Ele me encarou, enrugando a testa um pouco assustado. O modo como eu o encarei ao abrir o portão, talvez fosse a causa: - Oi, bom dia cidadão, meu nome é Fulano de Talzinho, eu sou candidato a vereador aqui do bairro, eu queria conversar com você sobre seu apoio.
- O senhor é dos Correios? - Não, sou não.
– e riu depois. - Bom, o senhor bateu o interfone dizendo que tinha uma encomenda para mim. – eu não ri. - Não... Sabe o que é? Eu queria conversar com alguém do prédio, para pedir apoio na campanha, mostrar minhas intenções. Está aqui a encomenda que eu tava falando, aqui estão minhas propostas, meu número, meu partido, tudinho. – disse mostrando a resma de papel digitado. - Bom, então o senhor me atrai até o portão, às 9h da manhã, mentindo, para me convencer a lhe dar o meu apoio, é isso? - Não, amigo, me desculpe, você tem razão. Mas você pode perguntar a quem quer que seja aqui nessa região, quem é Fulano de Talzinho. Qualquer um deles vai te dizer. Eu tenho muita loja por aqui; muito aluguel, todo mundo me conhece. Não precisa ficar cabreiro achando que é trote ou qualquer coisa não, viu? - Bom, seu Fulano de Talzinho, eu acho então que o senhor está na eleição errada, o senhor não acha? - Uai, como assim você diz? - Bom, o senhor deveria se candidatar ao Big Brother, ou qualquer outro desses programas. Esses sim são disputas de popularidade, não uma eleição municipal.

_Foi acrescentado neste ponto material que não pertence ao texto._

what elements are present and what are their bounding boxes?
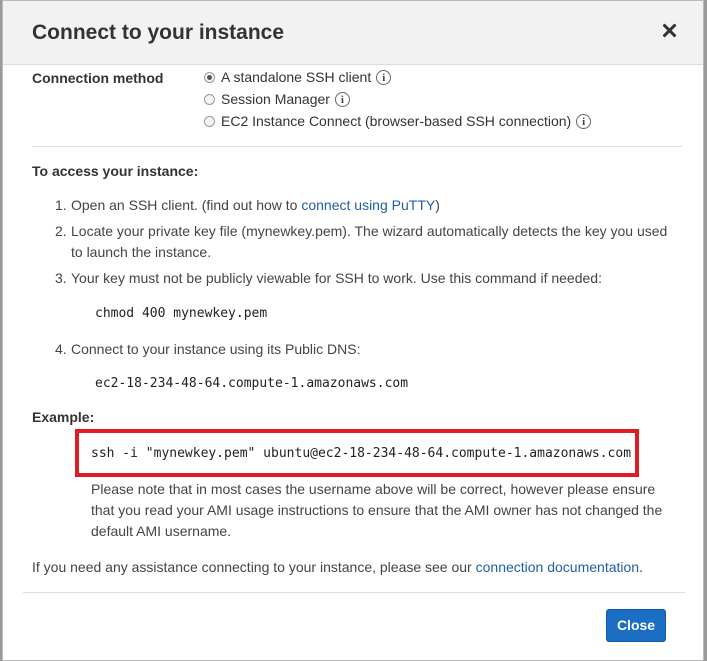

Ele riu fingindo ter entendido, agradeceu e eu fechei o portão. Mais tarde vi na caixa de correio os papéis da “encomenda” de Fulano. Não liguei para o fato de estar mal escrito, confuso e sem nexo, apesar de ter notado. O que me chamou atenção foi a frase final: por uma Santa Luzia com mais educação, saúde e segurança, e principalmente sustentável. Fulano de Talzinho está com as promessas atualizadas.